Whether you look at the story as myth, as fact, or as metaphor, the basic concept of a god appearing to animals first is unusual to a Euro-centrist culture. So unusual, that I think it is downplayed most of the time until you look at a text like “O Magnum Mysterium.”

This week we are decorating our house for Christmas and I spent several hours assembling 21 crèches that I was given by my mother. It is her collection, for which she has no space in her new home, so she unloaded a trunk full of boxes on my doorstep last year. I was honored since I used to love setting up the collection every Christmas season when I was growing up. The crèches are from a multitude of cultures, all hand-made and fairly unique, if you’re used to the one that people light up on their lawns at this time of year. They all have the basic players of Mary, Joseph and Jesus. Usually there is a shepherd, sometimes an angel, most of the time the 3 kings are part of the set. A few have a stable backdrop.

All but two of these crèches have animals. The two crèches from African nations have more animals per capita than the ones from Peru, Mexico, nations in Asia or countries of Europe. Since the artists of each crèche give their work the flavor of their heritage, I began to think about the direct relationship between animals and humans as represented in the respective artistry of each ethnic point of view.
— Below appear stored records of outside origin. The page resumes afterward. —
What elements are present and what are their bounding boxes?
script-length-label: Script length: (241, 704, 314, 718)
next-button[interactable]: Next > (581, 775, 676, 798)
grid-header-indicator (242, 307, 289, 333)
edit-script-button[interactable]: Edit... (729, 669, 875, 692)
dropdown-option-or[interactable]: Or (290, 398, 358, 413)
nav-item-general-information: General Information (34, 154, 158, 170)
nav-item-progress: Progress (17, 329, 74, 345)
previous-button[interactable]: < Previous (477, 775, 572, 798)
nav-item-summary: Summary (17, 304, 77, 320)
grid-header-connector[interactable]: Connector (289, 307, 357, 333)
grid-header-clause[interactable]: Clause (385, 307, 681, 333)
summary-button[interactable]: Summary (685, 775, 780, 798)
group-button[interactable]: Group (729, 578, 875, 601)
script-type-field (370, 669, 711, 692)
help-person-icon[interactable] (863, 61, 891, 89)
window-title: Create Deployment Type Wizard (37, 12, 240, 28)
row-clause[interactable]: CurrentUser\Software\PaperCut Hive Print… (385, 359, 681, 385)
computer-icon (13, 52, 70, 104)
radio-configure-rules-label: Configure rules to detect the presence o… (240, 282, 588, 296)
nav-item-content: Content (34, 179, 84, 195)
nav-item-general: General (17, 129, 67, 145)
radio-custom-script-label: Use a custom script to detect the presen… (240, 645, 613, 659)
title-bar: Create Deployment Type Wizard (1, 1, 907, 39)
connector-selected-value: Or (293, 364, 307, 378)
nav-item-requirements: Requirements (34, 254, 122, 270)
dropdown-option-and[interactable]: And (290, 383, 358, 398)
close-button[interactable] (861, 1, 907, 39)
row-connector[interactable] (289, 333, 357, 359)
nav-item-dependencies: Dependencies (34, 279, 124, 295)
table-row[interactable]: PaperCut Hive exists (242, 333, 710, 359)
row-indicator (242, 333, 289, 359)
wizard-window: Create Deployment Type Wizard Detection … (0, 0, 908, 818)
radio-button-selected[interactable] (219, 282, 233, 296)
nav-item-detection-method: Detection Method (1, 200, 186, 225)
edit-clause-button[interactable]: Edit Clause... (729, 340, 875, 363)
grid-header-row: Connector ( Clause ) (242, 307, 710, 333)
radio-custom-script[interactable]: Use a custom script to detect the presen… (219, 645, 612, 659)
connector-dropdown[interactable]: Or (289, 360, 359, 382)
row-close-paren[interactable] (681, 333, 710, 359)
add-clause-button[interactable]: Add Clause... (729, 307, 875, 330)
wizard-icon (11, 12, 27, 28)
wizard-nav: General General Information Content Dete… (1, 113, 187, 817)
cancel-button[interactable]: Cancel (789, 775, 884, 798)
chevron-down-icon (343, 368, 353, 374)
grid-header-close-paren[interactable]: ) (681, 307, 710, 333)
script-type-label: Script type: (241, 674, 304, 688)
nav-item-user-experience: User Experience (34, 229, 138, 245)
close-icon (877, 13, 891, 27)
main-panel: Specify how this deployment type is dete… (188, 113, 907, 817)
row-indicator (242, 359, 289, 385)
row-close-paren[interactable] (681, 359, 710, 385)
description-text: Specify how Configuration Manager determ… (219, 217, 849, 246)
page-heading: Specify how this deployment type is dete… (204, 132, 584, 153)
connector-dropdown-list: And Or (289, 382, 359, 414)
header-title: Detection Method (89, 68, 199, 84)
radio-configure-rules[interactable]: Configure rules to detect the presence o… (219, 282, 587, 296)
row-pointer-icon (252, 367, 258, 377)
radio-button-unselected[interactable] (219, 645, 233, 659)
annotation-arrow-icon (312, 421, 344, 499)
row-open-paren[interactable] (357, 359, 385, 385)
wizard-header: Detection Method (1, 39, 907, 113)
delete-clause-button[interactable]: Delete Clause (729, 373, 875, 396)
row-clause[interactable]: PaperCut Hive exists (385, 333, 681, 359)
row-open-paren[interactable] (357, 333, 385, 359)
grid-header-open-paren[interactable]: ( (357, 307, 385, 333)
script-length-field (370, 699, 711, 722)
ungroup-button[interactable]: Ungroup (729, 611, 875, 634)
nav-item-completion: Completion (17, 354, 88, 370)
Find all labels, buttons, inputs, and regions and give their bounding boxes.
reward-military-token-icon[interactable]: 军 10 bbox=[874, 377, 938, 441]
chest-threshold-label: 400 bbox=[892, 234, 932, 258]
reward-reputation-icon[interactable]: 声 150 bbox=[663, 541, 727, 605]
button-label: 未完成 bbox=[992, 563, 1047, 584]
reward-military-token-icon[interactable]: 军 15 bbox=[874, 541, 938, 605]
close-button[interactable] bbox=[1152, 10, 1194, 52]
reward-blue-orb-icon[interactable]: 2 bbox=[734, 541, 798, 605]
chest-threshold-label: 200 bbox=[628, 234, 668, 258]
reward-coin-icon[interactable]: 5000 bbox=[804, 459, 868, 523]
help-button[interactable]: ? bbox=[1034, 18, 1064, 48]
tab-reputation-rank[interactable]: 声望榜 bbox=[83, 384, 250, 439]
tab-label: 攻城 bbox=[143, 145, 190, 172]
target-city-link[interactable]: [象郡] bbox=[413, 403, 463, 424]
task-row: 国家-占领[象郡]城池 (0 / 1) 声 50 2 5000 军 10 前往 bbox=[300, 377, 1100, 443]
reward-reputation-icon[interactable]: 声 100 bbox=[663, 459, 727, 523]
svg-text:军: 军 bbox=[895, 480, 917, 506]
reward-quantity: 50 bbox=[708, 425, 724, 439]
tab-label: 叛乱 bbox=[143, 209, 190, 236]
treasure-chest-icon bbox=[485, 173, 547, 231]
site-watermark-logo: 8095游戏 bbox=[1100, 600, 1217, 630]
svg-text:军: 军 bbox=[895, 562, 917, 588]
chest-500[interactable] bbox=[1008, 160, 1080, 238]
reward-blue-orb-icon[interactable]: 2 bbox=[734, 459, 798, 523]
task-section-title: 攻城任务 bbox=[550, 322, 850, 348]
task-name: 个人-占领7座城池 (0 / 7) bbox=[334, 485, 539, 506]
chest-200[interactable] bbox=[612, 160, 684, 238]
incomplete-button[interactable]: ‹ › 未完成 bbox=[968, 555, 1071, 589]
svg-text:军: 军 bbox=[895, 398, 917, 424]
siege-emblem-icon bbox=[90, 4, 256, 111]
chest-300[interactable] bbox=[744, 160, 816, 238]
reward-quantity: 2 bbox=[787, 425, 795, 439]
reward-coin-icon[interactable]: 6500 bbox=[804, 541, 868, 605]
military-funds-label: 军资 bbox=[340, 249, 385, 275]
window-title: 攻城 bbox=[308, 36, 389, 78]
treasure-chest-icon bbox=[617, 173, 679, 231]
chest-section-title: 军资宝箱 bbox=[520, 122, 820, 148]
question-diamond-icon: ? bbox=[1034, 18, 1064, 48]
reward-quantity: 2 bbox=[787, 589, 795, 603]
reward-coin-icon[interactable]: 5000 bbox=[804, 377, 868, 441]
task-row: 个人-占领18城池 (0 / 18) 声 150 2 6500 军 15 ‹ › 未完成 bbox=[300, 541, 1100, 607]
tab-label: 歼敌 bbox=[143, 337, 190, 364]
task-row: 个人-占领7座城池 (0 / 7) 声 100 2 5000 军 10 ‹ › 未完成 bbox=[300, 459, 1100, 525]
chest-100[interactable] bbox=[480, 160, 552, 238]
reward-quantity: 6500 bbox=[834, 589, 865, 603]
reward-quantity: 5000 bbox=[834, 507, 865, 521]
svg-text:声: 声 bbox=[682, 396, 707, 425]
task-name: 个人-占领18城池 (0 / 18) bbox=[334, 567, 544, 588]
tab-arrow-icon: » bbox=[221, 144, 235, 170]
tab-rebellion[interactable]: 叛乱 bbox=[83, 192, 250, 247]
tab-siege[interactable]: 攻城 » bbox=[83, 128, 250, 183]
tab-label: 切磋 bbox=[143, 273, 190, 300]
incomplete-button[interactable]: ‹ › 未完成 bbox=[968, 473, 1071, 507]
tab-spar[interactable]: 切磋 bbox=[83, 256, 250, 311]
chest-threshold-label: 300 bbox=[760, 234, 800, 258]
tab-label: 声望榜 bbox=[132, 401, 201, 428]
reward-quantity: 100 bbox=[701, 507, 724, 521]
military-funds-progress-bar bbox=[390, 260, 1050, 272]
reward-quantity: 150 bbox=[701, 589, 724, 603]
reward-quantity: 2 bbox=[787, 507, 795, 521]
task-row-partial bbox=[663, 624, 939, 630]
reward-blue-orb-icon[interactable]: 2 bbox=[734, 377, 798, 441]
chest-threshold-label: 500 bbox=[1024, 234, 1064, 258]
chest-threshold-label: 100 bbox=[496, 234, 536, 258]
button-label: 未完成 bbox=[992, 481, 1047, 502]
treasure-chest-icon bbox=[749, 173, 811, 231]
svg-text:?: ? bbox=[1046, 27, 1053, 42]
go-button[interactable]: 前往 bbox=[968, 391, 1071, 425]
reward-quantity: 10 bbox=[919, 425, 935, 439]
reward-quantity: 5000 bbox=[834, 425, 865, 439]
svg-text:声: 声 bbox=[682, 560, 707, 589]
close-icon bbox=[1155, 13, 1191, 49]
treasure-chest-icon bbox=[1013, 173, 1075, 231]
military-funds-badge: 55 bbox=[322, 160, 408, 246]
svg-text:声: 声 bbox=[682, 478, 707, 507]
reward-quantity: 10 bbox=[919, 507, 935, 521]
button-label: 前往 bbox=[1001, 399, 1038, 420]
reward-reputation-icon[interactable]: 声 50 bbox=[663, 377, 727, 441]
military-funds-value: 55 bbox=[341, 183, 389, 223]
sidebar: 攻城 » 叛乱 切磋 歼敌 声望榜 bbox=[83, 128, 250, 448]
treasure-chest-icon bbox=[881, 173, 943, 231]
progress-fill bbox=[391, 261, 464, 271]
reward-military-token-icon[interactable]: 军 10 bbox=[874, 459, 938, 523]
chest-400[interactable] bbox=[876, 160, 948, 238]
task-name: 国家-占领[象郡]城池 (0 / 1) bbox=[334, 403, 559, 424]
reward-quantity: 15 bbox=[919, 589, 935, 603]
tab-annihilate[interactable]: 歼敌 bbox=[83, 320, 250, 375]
I like to set up the crèches, but it is time consuming and I admit that over the years, I have fallen into a pattern for each vignette — the family in the center with the three kings off to the left, a shepherd off to the right (often near a symbolic sheep or two) and if there is an angel, it goes slightly behind the scene, looking on. If there are animals, I usually scatter them about in the background, minding their own business.

This year, though, the abundance of animals in the African crèches made me reconsider my plan. I started to give the animals more and more prominence as I arranged the scene. I put them closer and closer to the manger, putting them in the middle of the action, gazing at the wondrous sight. With each crèche, I strove to bring the viewers attention to the fact that the animals are also key players in this rather bizarre tale. I re-imagined the scene as many ways as I could. I call this year’s installation, “The Cattle are Lowing.”

It’s nice to recognize that even at age 35, the wonders of Christmas still abound.